Es la pregunta que todos se hacen, desde la gente de la calle a los tertulianos, ante el repunte imparable de una epidemia que parecía sofocada a comienzos del verano. La respuesta es obvia: hemos fallado en casi todo. Desde la inhibición del Gobierno tras renunciar a prolongar la agonía del estado de alarma por su creciente coste político, a la falta de previsión de las Comunidades Autónomas para afrontar una nueva ola de contagios que, tarde o temprano, se anticipaba.
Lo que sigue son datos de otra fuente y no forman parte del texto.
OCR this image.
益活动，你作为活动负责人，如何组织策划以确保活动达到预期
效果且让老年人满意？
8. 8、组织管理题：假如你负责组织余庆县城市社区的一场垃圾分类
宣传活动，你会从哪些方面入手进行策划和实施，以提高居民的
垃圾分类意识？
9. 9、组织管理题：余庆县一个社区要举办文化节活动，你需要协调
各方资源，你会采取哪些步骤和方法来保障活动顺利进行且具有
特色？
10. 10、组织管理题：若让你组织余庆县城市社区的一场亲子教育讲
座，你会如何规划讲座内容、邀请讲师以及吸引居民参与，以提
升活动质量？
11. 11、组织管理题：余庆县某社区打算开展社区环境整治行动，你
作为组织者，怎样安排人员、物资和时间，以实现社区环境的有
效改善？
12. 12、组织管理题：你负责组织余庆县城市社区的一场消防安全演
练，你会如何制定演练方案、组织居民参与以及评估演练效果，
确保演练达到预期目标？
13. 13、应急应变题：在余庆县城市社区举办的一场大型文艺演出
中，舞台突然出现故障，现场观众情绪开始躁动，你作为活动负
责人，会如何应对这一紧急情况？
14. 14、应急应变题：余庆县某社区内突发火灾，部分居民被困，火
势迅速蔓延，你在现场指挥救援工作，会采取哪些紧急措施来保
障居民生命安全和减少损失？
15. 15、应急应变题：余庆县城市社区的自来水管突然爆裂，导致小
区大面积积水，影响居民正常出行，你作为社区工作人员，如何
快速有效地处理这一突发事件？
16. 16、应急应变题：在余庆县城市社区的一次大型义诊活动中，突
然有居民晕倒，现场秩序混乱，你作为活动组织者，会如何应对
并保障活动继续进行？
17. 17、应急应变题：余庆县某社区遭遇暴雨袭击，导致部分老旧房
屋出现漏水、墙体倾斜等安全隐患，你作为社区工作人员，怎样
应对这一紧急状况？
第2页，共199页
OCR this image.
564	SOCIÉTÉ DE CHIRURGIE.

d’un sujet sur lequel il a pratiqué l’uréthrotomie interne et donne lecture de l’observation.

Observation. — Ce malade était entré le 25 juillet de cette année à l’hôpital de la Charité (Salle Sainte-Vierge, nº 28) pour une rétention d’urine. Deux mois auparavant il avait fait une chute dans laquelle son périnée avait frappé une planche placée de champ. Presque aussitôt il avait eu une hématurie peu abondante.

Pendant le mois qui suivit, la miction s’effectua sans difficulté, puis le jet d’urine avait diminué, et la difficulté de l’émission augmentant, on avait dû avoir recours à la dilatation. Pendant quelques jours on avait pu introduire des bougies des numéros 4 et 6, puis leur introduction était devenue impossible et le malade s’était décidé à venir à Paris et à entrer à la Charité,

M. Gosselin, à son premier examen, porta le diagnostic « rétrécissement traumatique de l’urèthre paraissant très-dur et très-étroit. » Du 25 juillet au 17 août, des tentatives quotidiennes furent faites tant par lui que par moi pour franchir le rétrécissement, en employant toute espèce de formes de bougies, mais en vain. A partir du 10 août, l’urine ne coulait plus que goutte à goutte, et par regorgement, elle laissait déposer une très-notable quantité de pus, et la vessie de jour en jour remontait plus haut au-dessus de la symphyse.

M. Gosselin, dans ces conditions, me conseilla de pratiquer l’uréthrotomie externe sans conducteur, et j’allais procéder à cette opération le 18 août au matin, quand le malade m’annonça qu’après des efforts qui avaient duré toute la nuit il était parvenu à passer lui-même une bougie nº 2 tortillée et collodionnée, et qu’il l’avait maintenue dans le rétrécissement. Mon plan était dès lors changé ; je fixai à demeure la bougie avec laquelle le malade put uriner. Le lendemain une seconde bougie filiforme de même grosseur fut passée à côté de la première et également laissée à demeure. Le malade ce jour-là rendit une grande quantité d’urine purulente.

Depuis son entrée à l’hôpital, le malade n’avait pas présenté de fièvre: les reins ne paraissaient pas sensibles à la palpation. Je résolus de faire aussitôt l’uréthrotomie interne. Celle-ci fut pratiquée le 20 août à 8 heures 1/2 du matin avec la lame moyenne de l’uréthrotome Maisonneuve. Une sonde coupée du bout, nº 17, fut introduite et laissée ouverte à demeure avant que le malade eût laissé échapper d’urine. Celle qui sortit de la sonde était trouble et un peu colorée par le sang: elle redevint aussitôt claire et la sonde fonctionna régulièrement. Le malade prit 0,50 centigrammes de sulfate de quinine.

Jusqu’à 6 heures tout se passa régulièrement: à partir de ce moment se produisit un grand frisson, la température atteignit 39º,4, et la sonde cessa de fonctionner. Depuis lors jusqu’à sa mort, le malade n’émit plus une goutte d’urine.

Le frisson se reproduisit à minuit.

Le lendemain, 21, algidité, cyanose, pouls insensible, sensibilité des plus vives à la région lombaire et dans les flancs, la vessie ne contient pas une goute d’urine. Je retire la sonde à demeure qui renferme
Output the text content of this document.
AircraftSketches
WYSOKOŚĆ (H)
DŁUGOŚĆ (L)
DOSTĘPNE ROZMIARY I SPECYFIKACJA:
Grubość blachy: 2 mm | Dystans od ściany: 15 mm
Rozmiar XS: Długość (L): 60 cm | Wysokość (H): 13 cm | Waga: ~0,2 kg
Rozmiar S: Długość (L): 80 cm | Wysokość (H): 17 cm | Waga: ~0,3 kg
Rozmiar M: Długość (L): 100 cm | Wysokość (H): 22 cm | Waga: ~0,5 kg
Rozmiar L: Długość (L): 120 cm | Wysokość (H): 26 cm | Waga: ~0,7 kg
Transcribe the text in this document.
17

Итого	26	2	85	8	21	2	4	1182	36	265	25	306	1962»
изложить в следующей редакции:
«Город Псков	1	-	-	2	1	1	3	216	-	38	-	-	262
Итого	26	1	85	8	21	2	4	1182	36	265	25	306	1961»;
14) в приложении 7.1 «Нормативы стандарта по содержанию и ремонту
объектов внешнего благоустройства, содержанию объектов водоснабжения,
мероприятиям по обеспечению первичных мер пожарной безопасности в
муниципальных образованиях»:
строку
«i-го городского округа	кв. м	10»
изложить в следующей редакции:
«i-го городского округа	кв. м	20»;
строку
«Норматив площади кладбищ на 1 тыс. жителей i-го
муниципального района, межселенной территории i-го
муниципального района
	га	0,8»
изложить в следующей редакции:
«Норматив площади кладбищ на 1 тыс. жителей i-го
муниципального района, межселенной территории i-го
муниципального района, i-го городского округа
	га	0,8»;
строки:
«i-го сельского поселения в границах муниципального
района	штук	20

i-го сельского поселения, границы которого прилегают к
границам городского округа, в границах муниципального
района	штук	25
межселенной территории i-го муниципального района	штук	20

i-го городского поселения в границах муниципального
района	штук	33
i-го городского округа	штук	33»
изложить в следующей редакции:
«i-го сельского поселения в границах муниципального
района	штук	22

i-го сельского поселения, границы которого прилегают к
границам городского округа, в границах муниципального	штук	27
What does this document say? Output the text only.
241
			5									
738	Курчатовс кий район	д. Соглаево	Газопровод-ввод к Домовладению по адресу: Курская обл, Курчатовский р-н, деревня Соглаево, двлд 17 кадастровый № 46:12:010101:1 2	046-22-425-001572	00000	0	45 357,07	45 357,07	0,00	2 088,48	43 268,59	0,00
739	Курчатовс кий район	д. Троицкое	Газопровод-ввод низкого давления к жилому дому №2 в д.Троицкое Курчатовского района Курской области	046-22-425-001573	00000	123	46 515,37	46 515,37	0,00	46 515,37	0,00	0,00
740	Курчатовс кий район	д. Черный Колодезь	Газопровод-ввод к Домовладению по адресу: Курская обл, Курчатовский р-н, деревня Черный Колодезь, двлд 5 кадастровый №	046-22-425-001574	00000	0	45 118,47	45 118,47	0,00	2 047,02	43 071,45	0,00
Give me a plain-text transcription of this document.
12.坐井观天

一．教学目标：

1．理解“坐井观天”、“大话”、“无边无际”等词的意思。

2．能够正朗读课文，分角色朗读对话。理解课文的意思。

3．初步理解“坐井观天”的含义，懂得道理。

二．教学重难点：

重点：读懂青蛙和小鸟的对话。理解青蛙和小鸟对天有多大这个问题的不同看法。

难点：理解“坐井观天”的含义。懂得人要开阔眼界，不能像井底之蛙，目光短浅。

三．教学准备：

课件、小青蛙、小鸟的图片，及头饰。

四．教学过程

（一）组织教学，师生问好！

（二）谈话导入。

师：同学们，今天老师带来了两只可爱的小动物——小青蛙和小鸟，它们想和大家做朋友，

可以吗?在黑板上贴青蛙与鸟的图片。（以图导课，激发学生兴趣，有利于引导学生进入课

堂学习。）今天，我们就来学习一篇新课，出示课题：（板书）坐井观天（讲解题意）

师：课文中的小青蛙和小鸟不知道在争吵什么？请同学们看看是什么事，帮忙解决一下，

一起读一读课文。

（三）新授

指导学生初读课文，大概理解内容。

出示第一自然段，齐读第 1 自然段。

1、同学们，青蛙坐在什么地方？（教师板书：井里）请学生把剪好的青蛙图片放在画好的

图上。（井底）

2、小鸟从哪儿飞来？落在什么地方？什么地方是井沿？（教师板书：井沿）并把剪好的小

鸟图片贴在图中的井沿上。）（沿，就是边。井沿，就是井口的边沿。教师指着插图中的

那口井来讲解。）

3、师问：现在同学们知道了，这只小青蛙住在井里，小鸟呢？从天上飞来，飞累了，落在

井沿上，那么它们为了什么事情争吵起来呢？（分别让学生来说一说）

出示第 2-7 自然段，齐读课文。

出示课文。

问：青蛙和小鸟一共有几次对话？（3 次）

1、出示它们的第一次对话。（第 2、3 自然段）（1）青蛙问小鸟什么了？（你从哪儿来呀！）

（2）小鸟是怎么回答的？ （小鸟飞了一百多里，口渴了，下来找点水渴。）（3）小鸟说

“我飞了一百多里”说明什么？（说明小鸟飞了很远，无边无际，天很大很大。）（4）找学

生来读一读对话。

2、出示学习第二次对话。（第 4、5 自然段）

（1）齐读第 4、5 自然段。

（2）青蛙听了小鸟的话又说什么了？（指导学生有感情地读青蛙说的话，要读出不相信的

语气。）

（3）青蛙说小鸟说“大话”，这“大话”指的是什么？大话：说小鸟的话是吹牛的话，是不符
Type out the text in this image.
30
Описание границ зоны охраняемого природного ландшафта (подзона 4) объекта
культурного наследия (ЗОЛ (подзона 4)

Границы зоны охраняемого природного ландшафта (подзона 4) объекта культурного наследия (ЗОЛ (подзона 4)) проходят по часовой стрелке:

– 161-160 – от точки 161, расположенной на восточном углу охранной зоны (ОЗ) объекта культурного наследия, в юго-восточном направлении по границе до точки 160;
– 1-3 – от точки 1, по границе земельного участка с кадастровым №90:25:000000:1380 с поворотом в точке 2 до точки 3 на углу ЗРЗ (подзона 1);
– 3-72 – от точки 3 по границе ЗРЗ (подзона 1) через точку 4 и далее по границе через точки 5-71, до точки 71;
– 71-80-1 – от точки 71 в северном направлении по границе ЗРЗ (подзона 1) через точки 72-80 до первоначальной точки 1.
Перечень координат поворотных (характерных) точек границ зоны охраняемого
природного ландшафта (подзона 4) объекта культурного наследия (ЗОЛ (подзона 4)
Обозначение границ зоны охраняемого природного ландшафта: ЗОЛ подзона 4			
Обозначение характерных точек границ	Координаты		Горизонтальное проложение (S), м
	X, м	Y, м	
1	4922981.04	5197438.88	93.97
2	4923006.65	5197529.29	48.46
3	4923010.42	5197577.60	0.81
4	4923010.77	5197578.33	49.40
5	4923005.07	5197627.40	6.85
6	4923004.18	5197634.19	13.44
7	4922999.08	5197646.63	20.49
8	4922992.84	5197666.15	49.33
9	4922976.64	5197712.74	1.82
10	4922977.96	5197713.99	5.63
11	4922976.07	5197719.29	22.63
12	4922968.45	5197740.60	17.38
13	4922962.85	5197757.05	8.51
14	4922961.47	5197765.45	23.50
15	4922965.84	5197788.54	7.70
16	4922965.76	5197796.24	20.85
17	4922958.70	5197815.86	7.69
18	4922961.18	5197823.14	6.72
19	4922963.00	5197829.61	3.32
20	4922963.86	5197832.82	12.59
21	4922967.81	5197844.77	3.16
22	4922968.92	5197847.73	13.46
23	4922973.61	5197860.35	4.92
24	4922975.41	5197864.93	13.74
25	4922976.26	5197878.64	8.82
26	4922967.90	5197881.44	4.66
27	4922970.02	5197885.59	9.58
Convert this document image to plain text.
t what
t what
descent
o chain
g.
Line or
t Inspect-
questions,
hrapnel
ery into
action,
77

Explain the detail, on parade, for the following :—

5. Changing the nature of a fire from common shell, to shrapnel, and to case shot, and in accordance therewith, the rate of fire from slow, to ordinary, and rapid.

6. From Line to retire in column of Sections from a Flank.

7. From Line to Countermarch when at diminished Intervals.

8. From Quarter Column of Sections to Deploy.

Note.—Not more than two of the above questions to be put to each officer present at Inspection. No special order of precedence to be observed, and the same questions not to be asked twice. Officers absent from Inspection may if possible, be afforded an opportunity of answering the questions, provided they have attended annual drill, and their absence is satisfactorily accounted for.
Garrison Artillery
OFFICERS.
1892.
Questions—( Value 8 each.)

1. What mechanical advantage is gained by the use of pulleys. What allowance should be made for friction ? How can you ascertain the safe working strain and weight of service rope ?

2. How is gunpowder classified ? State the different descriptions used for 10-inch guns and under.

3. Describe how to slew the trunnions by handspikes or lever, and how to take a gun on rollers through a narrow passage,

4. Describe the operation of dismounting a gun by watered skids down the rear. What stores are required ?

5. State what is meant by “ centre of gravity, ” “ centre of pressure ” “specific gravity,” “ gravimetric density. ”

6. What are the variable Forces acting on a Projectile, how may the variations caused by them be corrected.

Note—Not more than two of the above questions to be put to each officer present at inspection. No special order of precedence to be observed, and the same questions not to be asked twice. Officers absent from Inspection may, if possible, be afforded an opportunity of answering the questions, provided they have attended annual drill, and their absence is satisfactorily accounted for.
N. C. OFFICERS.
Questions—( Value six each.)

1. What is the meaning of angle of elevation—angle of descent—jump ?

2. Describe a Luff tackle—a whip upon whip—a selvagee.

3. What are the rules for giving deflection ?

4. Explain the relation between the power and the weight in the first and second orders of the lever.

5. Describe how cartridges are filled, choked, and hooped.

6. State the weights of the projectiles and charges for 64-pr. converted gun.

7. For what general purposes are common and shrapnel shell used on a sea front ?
A día de hoy, todo se resume en elaborar mal que bien una estadística de los contagiados, hospitalizados y difuntos, cruzando los dedos para que la pandemia no vaya a más. Se denuncian las actitudes irresponsables en fiestas o botellones y se pasa por alto el escándalo que suponen las aglomeraciones diarias en el metro. La cosa ya empezó con pie torcido. Todo se sacrificó al objetivo de sofocar todo asomo de inquietud entre la población hasta que la crisis hospitalaria estalló y, como un vendaval, dejó descuadernado nuestro sistema de salud. Ese del que presumíamos tanto, pero dotado tan sólo de una cuarta parte de las camas por habitante de que dispone Alemania. Pronto mostró sus grietas sin que nadie se tome en serio, todavía, la necesidad de colmatarlas. Sólo cabe confiar que pronto se descubra una vacuna o remedio eficaces.